23| KETAHUAN HAMIL

1.6K 98 0
                                    

Pukul setengah empat sore.

Gue mondar-mandir di dalam kamar. Kalut sekaligus bingung mau ngambil keputusan apa. Masih ada waktu setengah jam mencapai keputusan untuk pulang atau bertahan. Bukan setengah jam sih, karena harus dipotong waktu perjalanan ke pasar sekitar lima belas menit.

Hasil diskusi di ruang rapat tadi menunjukkan bahwa Heksa harus tetap melanjutkan perjodohan. Orang-orang jelas berharap Heksa bisa mengorek informasi soal Gahara sambil nyusun kekuatan. Di sisi lain, Aveline mungkin bakal melakukan segala cara buat mempertahankan pernikahnnya. Yang artinya, dia bakal ngincar gue sampai mau menjauh dari Heksa.

Sejujurnya sudah sejak lama gue enggak berharap lagi sama Heksa- lebih tepatnya memaksa diri agar enggak berharap. Gue sadar pada keadaan, dimana suatu saat janin ini terus membesar, lantas Heksa bakal kecewa. Jadi menurut gue, jalan satu-satunya untuk menghindari Heksa adalah kabur dari Gandewa.

Ketika melepaskan keanggotaan Gandewa, tubuh gak akan lagi utuh. Gue jamin seumur hidup lo bakal menyesalinya. Lebih bagus gagal di ujian daripada keluar.

Suara Della di atas jembatan kembali terngiang. Ekspresi kaget bercampur takut saat gue menanyakan hal itu meyakinkan keseriusan dalam ucapannya. Gue juga mendengar ancaman serupa dari Miko, sehingga kebenarannya enggak perlu diragukan lagi. Tapi sekarang, yang gue lakuin adalah kabur, bukan keluar. Gue bisa bersembunyi tanpa ada penyiksaan dari anggota Gandewa, kan? Atau kalaupun mereka nyari, gue sepenuhnya jadi tanggung jawab Arvind.

15:45.

Jam digital di meja sebelah kasur seakan menghentikan seluruh pertimbangan gue. Akhirnya, setelah menghela napas panjang, gue menyambar jaket dan keluar kamar. Sengaja, gue enggak bawa barang apapun biar kelihatan ada urusan biasa dan bakal balik lagi. Bahkan seluruh barang yang gue bawa dari Jakarta (kecuali handphone) masih gue biarkan mengeram di dalam lemari.

Sejenak gue pandangi pintu kamar Della. Sempat kepikiran untuk menyelinap ke kamarnya, mengucapkan selamat tinggal atau setidaknya ngasih surat perpisahan. Tapi gue sadar itu hal bodoh. Maka, sebelum kecengengan menyerang, gue melangkahkan kaki panjang-panjang keluar dari asrama.

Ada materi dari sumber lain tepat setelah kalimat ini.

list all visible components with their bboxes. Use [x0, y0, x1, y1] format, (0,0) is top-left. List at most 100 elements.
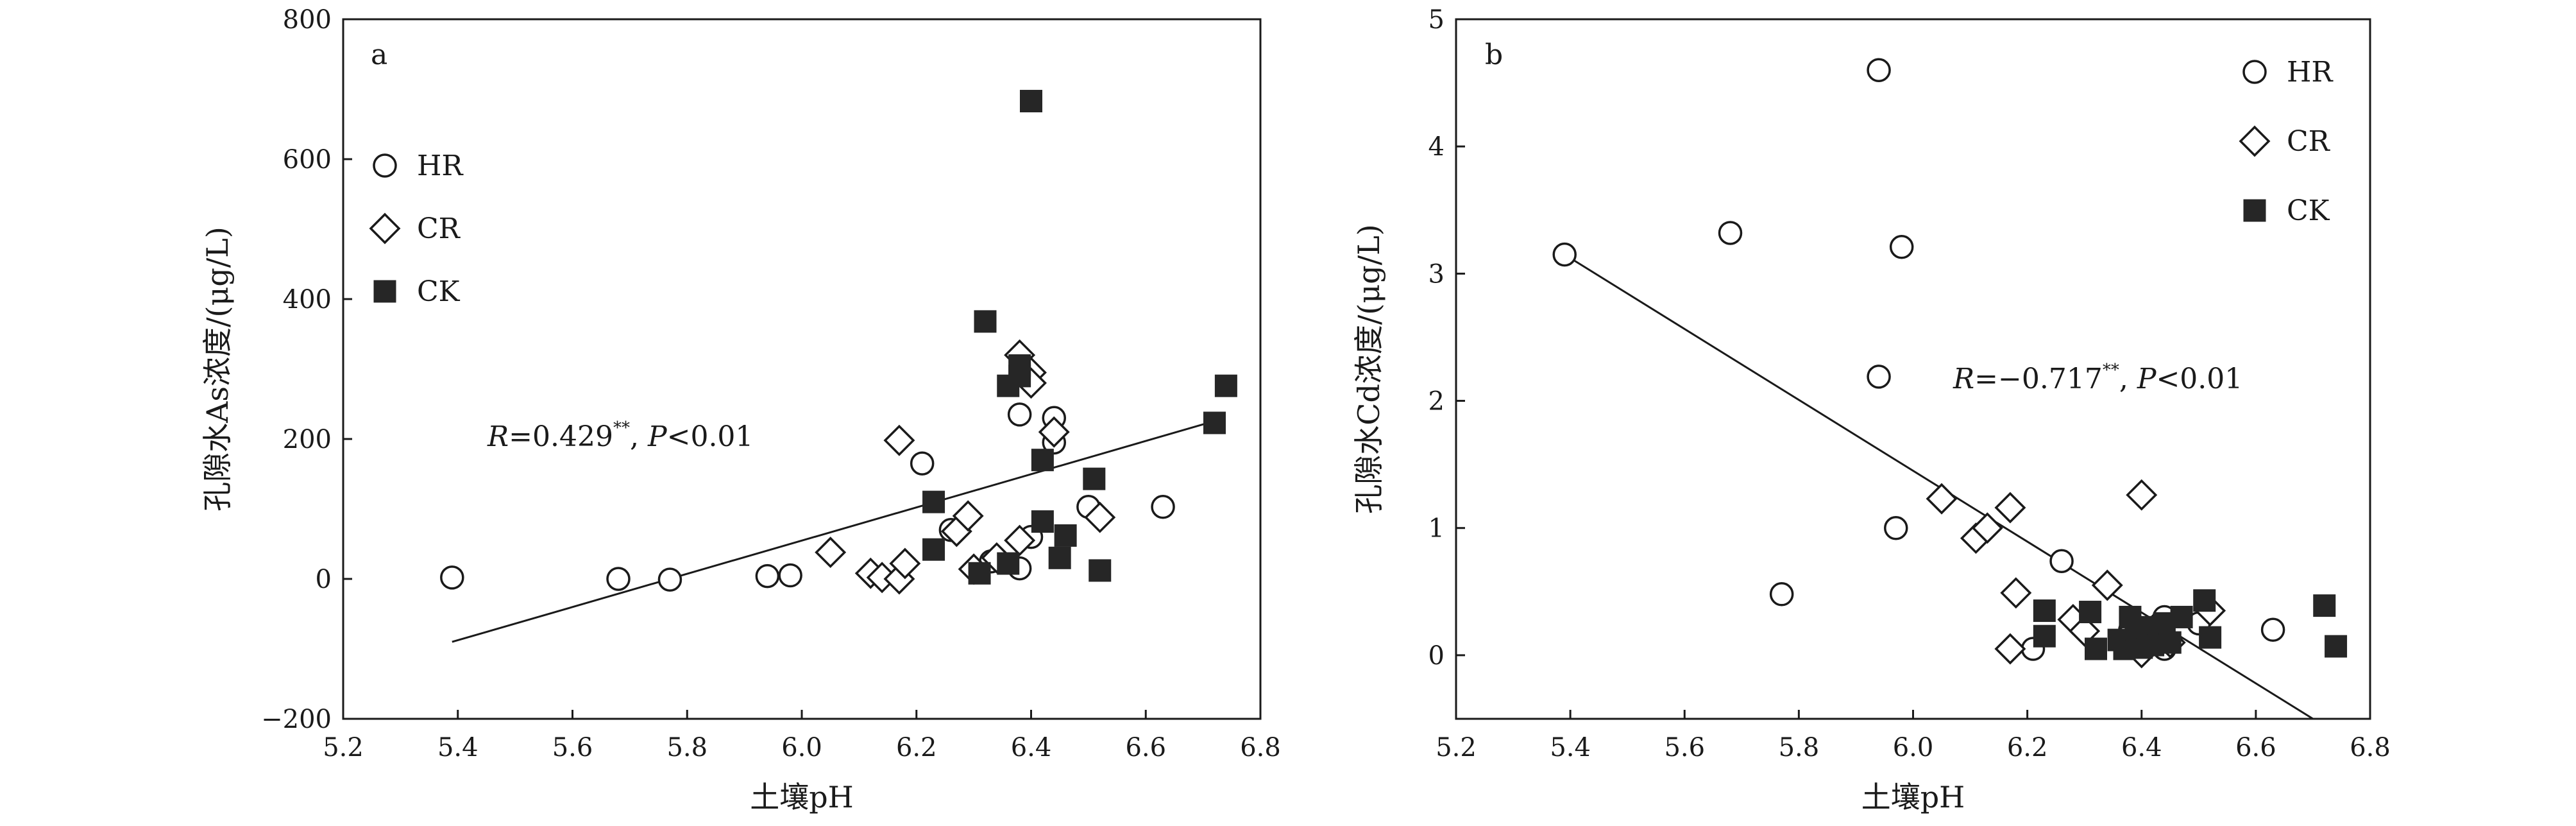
x-tick-label: 6.4 [1011, 733, 1052, 762]
x-tick-label: 5.8 [666, 733, 708, 762]
x-tick-label: 5.6 [552, 733, 593, 762]
x-tick-label: 6.0 [781, 733, 822, 762]
x-tick-label: 6.6 [2235, 733, 2276, 762]
y-axis-title: 孔隙水As浓度/(μg/L) [200, 227, 235, 512]
data-point-ck [1020, 90, 1042, 113]
data-point-ck [1048, 546, 1071, 569]
legend-label-ck: CK [417, 275, 461, 308]
data-point-hr [1718, 221, 1743, 245]
legend: HR CR CK [2239, 56, 2334, 227]
data-point-ck [997, 552, 1020, 575]
data-point-hr [1867, 58, 1891, 83]
y-tick-label: 5 [1428, 5, 1445, 35]
x-tick-label: 6.2 [896, 733, 937, 762]
data-point-ck [1031, 449, 1054, 472]
fit-line [452, 418, 1221, 643]
data-point-hr [2260, 617, 2285, 642]
data-point-ck [1054, 524, 1077, 547]
data-point-ck [2158, 631, 2182, 654]
data-point-cr [1084, 501, 1116, 533]
legend-label-ck: CK [2287, 194, 2330, 227]
data-point-cr [2091, 569, 2123, 601]
x-tick-label: 6.2 [2007, 733, 2048, 762]
y-tick-label: −200 [261, 705, 332, 734]
data-point-ck [2170, 605, 2193, 628]
data-point-ck [1214, 374, 1237, 397]
plot-frame [342, 18, 1262, 720]
data-point-hr [1867, 365, 1891, 389]
data-point-ck [2085, 637, 2107, 660]
data-point-ck [2325, 635, 2348, 658]
x-tick-label: 5.8 [1779, 733, 1820, 762]
data-point-ck [1008, 365, 1031, 388]
data-point-ck [2033, 624, 2056, 648]
legend-marker-cr [369, 212, 401, 245]
data-point-cr [2126, 479, 2158, 511]
data-point-ck [1089, 559, 1112, 582]
chart-panel-b: 5.2 5.4 5.6 5.8 6.0 6.2 6.4 6.6 6.8 0 1 2 3 4 5 土壤pH 孔隙水… [1352, 5, 2391, 814]
correlation-annotation: R=−0.717**, P<0.01 [1953, 361, 2242, 395]
data-point-ck [2079, 601, 2102, 624]
x-tick-label: 5.4 [1550, 733, 1591, 762]
data-point-ck [2193, 589, 2216, 612]
data-point-cr [1004, 524, 1036, 556]
legend: HR CR CK [369, 150, 464, 308]
y-tick-label: 1 [1428, 514, 1445, 544]
data-point-hr [778, 563, 802, 588]
data-point-cr [1971, 512, 2003, 544]
x-axis-title: 土壤pH [750, 780, 854, 814]
panel-letter: b [1485, 39, 1503, 71]
y-tick-label: 4 [1428, 132, 1445, 162]
data-point-cr [889, 547, 921, 580]
x-tick-label: 5.2 [323, 733, 364, 762]
y-tick-label: 0 [1428, 641, 1445, 671]
x-tick-label: 5.2 [1436, 733, 1477, 762]
data-point-ck [974, 310, 997, 333]
data-point-ck [2033, 599, 2056, 623]
data-point-cr [1994, 492, 2026, 524]
data-point-ck [968, 562, 991, 585]
data-point-ck [922, 538, 945, 561]
data-point-ck [2313, 594, 2336, 617]
x-axis-title: 土壤pH [1861, 780, 1965, 814]
legend-label-hr: HR [417, 150, 464, 182]
legend-marker-ck [2243, 199, 2266, 222]
x-tick-label: 6.8 [1240, 733, 1281, 762]
correlation-annotation: R=0.429**, P<0.01 [487, 418, 753, 453]
data-point-hr [1552, 242, 1577, 267]
legend-label-cr: CR [2287, 125, 2331, 158]
data-point-hr [657, 567, 682, 592]
data-point-cr [952, 500, 984, 532]
data-point-ck [1031, 510, 1054, 533]
data-point-hr [2049, 549, 2074, 574]
data-point-ck [1203, 411, 1226, 435]
data-point-hr [440, 565, 464, 590]
data-point-cr [2000, 577, 2032, 609]
data-point-ck [1083, 467, 1106, 490]
data-point-cr [883, 424, 915, 456]
x-tick-label: 6.0 [1893, 733, 1934, 762]
data-point-cr [815, 537, 847, 569]
y-tick-label: 800 [283, 5, 332, 35]
legend-marker-hr [2242, 60, 2267, 84]
x-tick-label: 6.8 [2350, 733, 2391, 762]
panel-letter: a [371, 39, 387, 71]
data-point-cr [1994, 633, 2026, 665]
data-point-hr [1769, 582, 1794, 607]
data-point-ck [922, 490, 945, 513]
data-point-hr [755, 564, 780, 589]
y-tick-label: 2 [1428, 387, 1445, 417]
legend-label-hr: HR [2287, 56, 2334, 89]
data-point-cr [1038, 416, 1070, 448]
series-ck [2033, 589, 2348, 660]
legend-marker-cr [2239, 125, 2271, 157]
data-point-hr [1151, 494, 1175, 519]
chart-panel-a: 5.2 5.4 5.6 5.8 6.0 6.2 6.4 6.6 6.8 −200 0 200 400 60… [200, 5, 1281, 814]
series-ck [922, 90, 1237, 585]
x-tick-label: 6.4 [2121, 733, 2162, 762]
series-hr [1552, 58, 2285, 661]
legend-label-cr: CR [417, 212, 461, 245]
data-point-hr [1007, 402, 1032, 427]
legend-marker-hr [373, 153, 397, 178]
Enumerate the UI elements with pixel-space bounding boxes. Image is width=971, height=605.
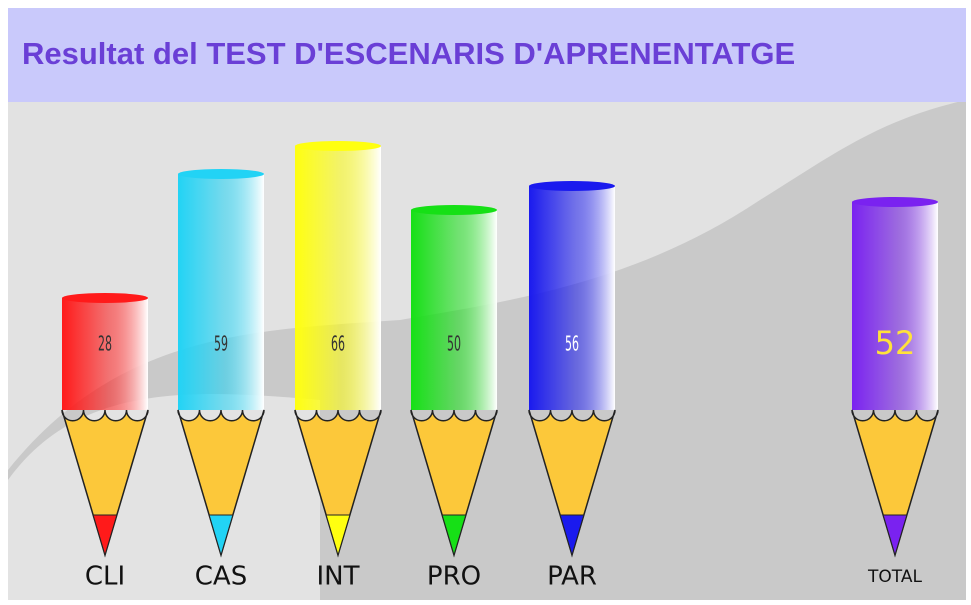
value-label: 66 — [331, 332, 345, 356]
value-label: 50 — [447, 332, 461, 356]
x-tick-label: CLI — [85, 562, 125, 592]
bar-top — [529, 181, 615, 191]
value-label: 59 — [214, 332, 228, 356]
bar — [529, 186, 615, 410]
bar-top — [178, 169, 264, 179]
value-label: 56 — [565, 332, 579, 356]
x-tick-label: INT — [317, 562, 360, 592]
value-label: 52 — [875, 324, 916, 362]
bar-top — [295, 141, 381, 151]
bar — [411, 210, 497, 410]
bar — [295, 146, 381, 410]
chart-title: Resultat del TEST D'ESCENARIS D'APRENENT… — [22, 36, 795, 71]
bar-top — [62, 293, 148, 303]
x-tick-label: PRO — [427, 562, 481, 592]
bar-top — [411, 205, 497, 215]
bar-top — [852, 197, 938, 207]
value-label: 28 — [98, 332, 112, 356]
bar — [178, 174, 264, 410]
bar — [852, 202, 938, 410]
x-tick-label: PAR — [547, 562, 597, 592]
x-tick-label: TOTAL — [867, 567, 922, 587]
chart: Resultat del TEST D'ESCENARIS D'APRENENT… — [0, 0, 971, 605]
x-tick-label: CAS — [195, 562, 247, 592]
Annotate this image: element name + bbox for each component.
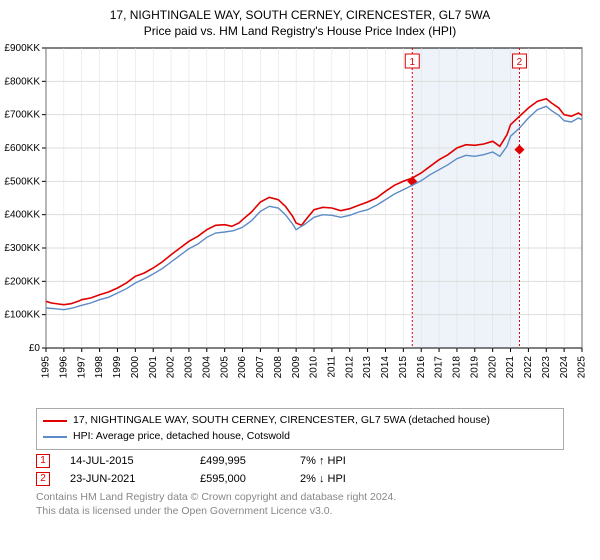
note-price: £499,995 [200, 455, 280, 467]
note-price: £595,000 [200, 473, 280, 485]
svg-text:£700KK: £700KK [4, 110, 40, 121]
legend-swatch [43, 436, 67, 438]
note-hpi-delta: 2% ↓ HPI [300, 473, 346, 485]
svg-text:2022: 2022 [523, 356, 534, 379]
svg-text:2005: 2005 [219, 356, 230, 379]
svg-text:2014: 2014 [380, 356, 391, 379]
svg-text:2006: 2006 [237, 356, 248, 379]
svg-text:2013: 2013 [362, 356, 373, 379]
svg-text:2021: 2021 [505, 356, 516, 379]
note-marker: 1 [36, 454, 50, 468]
svg-text:2001: 2001 [148, 356, 159, 379]
legend-box: 17, NIGHTINGALE WAY, SOUTH CERNEY, CIREN… [36, 408, 564, 450]
svg-text:£100KK: £100KK [4, 310, 40, 321]
svg-text:2023: 2023 [541, 356, 552, 379]
svg-text:2010: 2010 [309, 356, 320, 379]
note-date: 14-JUL-2015 [70, 455, 180, 467]
note-row: 2 23-JUN-2021 £595,000 2% ↓ HPI [36, 472, 564, 486]
note-hpi-delta: 7% ↑ HPI [300, 455, 346, 467]
svg-text:2015: 2015 [398, 356, 409, 379]
chart-subtitle: Price paid vs. HM Land Registry's House … [0, 24, 600, 38]
legend-label: 17, NIGHTINGALE WAY, SOUTH CERNEY, CIREN… [73, 413, 490, 429]
footer-line-1: Contains HM Land Registry data © Crown c… [36, 490, 564, 504]
svg-text:2009: 2009 [291, 356, 302, 379]
svg-text:2020: 2020 [487, 356, 498, 379]
note-date: 23-JUN-2021 [70, 473, 180, 485]
footer-attribution: Contains HM Land Registry data © Crown c… [36, 490, 564, 518]
svg-text:2000: 2000 [130, 356, 141, 379]
svg-text:2003: 2003 [184, 356, 195, 379]
svg-text:1999: 1999 [112, 356, 123, 379]
svg-text:2025: 2025 [577, 356, 588, 379]
chart-svg: £0 £100KK £200KK £300KK £400KK £500KK £600KK £7… [0, 42, 600, 402]
svg-text:2: 2 [517, 57, 523, 68]
svg-text:2011: 2011 [327, 356, 338, 378]
footer-line-2: This data is licensed under the Open Gov… [36, 504, 564, 518]
svg-text:2004: 2004 [201, 356, 212, 379]
title-block: 17, NIGHTINGALE WAY, SOUTH CERNEY, CIREN… [0, 0, 600, 42]
svg-text:1996: 1996 [59, 356, 70, 379]
svg-text:£800KK: £800KK [4, 76, 40, 87]
svg-text:2019: 2019 [469, 356, 480, 379]
svg-text:2016: 2016 [416, 356, 427, 379]
svg-text:1997: 1997 [76, 356, 87, 379]
note-row: 1 14-JUL-2015 £499,995 7% ↑ HPI [36, 454, 564, 468]
note-marker: 2 [36, 472, 50, 486]
chart-area: £0 £100KK £200KK £300KK £400KK £500KK £600KK £7… [0, 42, 600, 402]
legend-swatch [43, 420, 67, 422]
svg-text:£500KK: £500KK [4, 176, 40, 187]
svg-text:2024: 2024 [559, 356, 570, 379]
svg-text:2008: 2008 [273, 356, 284, 379]
svg-text:1998: 1998 [94, 356, 105, 379]
legend-label: HPI: Average price, detached house, Cots… [73, 429, 290, 445]
legend-row: 17, NIGHTINGALE WAY, SOUTH CERNEY, CIREN… [43, 413, 557, 429]
chart-title: 17, NIGHTINGALE WAY, SOUTH CERNEY, CIREN… [0, 8, 600, 22]
svg-text:£300KK: £300KK [4, 243, 40, 254]
svg-text:£400KK: £400KK [4, 210, 40, 221]
svg-text:2002: 2002 [166, 356, 177, 379]
svg-text:1995: 1995 [41, 356, 52, 379]
event-notes: 1 14-JUL-2015 £499,995 7% ↑ HPI 2 23-JUN-2021… [36, 454, 564, 486]
svg-text:2012: 2012 [344, 356, 355, 379]
svg-text:£200KK: £200KK [4, 276, 40, 287]
svg-text:£900KK: £900KK [4, 43, 40, 54]
legend-row: HPI: Average price, detached house, Cots… [43, 429, 557, 445]
svg-text:£0: £0 [29, 343, 41, 354]
svg-text:2018: 2018 [452, 356, 463, 379]
svg-text:2007: 2007 [255, 356, 266, 379]
figure-container: 17, NIGHTINGALE WAY, SOUTH CERNEY, CIREN… [0, 0, 600, 560]
svg-text:1: 1 [409, 57, 415, 68]
svg-text:£600KK: £600KK [4, 143, 40, 154]
svg-text:2017: 2017 [434, 356, 445, 379]
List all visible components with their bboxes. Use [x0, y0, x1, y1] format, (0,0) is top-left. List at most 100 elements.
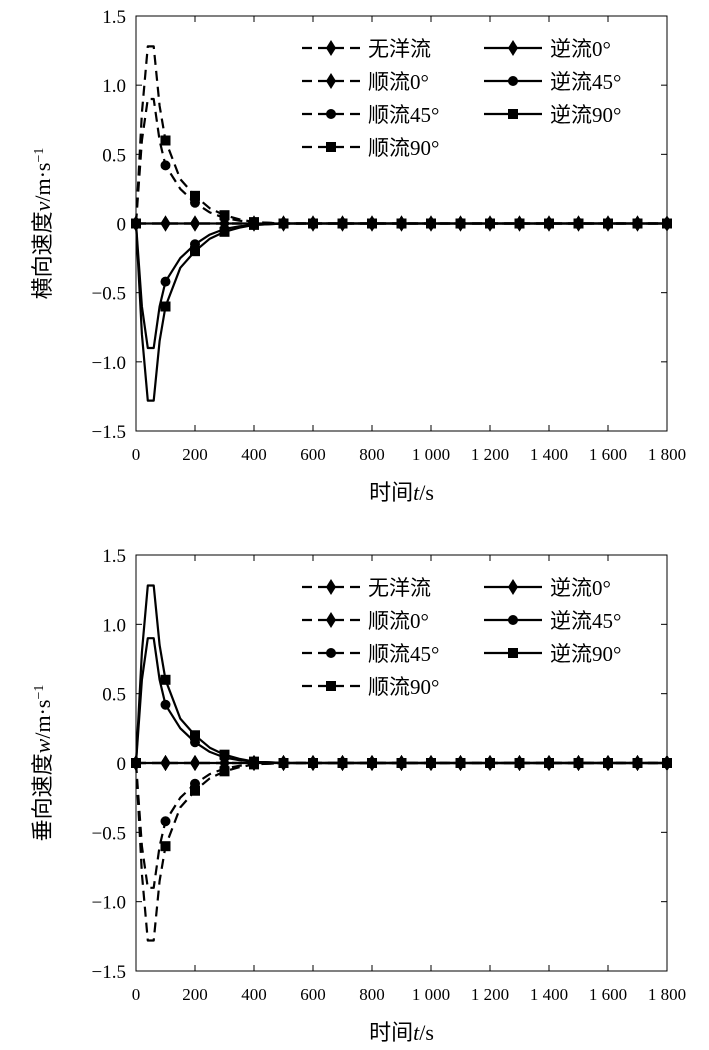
x-tick-label: 1 000	[412, 445, 450, 464]
legend-label: 逆流0°	[550, 37, 611, 61]
legend-swatch-marker	[326, 681, 336, 691]
data-point	[131, 758, 141, 768]
series-3	[131, 758, 672, 889]
data-point	[308, 758, 318, 768]
data-point	[160, 699, 171, 710]
legend-item: 逆流0°	[484, 576, 611, 600]
data-point	[190, 246, 200, 257]
x-tick-label: 800	[359, 445, 385, 464]
data-point	[219, 749, 230, 760]
legend-label: 顺流45°	[368, 103, 439, 127]
data-point	[160, 301, 171, 312]
data-point	[190, 785, 200, 796]
data-point	[278, 758, 289, 768]
legend-item: 顺流45°	[302, 642, 439, 666]
y-axis-title: 垂向速度w/m·s−1	[30, 685, 55, 842]
data-point	[455, 218, 466, 229]
legend-label: 逆流0°	[550, 576, 611, 600]
x-tick-label: 1 600	[589, 985, 627, 1004]
y-tick-label: −1.0	[92, 893, 126, 914]
data-point	[278, 218, 289, 229]
y-tick-label: 1.5	[102, 7, 126, 28]
data-point	[190, 190, 200, 201]
x-tick-label: 1 800	[648, 445, 686, 464]
legend-label: 逆流90°	[550, 103, 621, 127]
data-point	[485, 218, 495, 229]
series-line	[134, 761, 667, 942]
data-point	[160, 816, 171, 827]
y-tick-label: −1.0	[92, 353, 126, 374]
x-axis-title: 时间t/s	[369, 480, 434, 505]
y-axis-title: 横向速度v/m·s−1	[30, 148, 55, 300]
data-point	[219, 226, 230, 237]
legend-label: 无洋流	[368, 576, 431, 600]
data-point	[190, 730, 200, 741]
chart-panel-1: 1.5 1.0 0.5 0 −0.5 −1.0 −1.5 0 200 400 600 800 1 000…	[30, 7, 686, 505]
data-point	[160, 135, 171, 146]
data-point	[603, 758, 613, 768]
legend-item: 顺流0°	[302, 70, 429, 94]
legend-swatch-marker	[326, 73, 336, 89]
legend-label: 无洋流	[368, 37, 431, 61]
series-line	[134, 761, 667, 889]
x-tick-label: 1 400	[530, 985, 568, 1004]
legend-item: 顺流0°	[302, 609, 429, 633]
data-point	[160, 755, 171, 771]
legend-swatch-marker	[508, 40, 518, 56]
series-7	[131, 218, 672, 402]
legend-swatch-marker	[508, 615, 518, 625]
y-tick-label: 0.5	[102, 685, 126, 706]
legend-item: 逆流45°	[484, 609, 621, 633]
chart-panel-2: 1.5 1.0 0.5 0 −0.5 −1.0 −1.5 0 200 400 600 800 1 000…	[30, 546, 686, 1045]
series-line	[134, 222, 667, 350]
legend-swatch-marker	[326, 109, 336, 119]
x-tick-label: 200	[182, 985, 208, 1004]
legend-label: 顺流90°	[368, 675, 439, 699]
legend-item: 无洋流	[302, 37, 431, 61]
legend-label: 逆流45°	[550, 609, 621, 633]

Ini jam sibuk. Kebanyakan anggota lagi pada keluar makannya markas agak lengang. Gue berjalan dengan tubuh tegap dan pasti, padahal hati gue berada di kondisi sebaliknya. Heksa yang belum sempat gue peluk, Mbak Ning yang belum gue kasih senyum manis, Della yang belum gue ucapkan terima kasih, Nata yang masih berhutang traktiran, semua itu menahan diri gue agar tetap tinggal. Tapi semakin mencapai gerbang, logika gue semakin mantap untuk keluar.

“Kemana?” Salah satu penjaga gerbang bertanya.

Gue berdeham. Setenang mungkin menjawab, “Keluar bentar, ada urusan.”

“Sendirian?”

“Menurut lo? Gak bisa liat apa, kalo di depan lo cuma ada satu orang?” jawab gue agak nyolot. Efek gugup ya begitu, niatnya mau tenang tapi yang keluar malah kekesalan.

“Tumben aja, biasanya kan sama Della.” timpal penjaga gerbang satunya.

Gue mengalihkan pandangan, dibuat seolah-olah malas menanggapi. “Yaelah, gue sama Della bukan kembar siam. Jadi gak perlu lah kemana-mana barengan. Ini gue boleh keluar gak, sih? Mau ketemu orang. Ntar orangnya keburu pergi.”

Kedua penjaga gerbang saling melempar cengiran. Yang bilang ‘tumben’ akhirnya menggeser selot, gerbang terbuka sedikit. “Jangan lama-lama.” ujarnya.

“Idih, suka-suka gue dong, gak usah sok ngatur.” Gue melangkahkan kaki keluar. Sebisa mungkin mempertahankan sikap songong sampai terdengar hembusan napas kasar mereka disusul suara gerbang tertutup.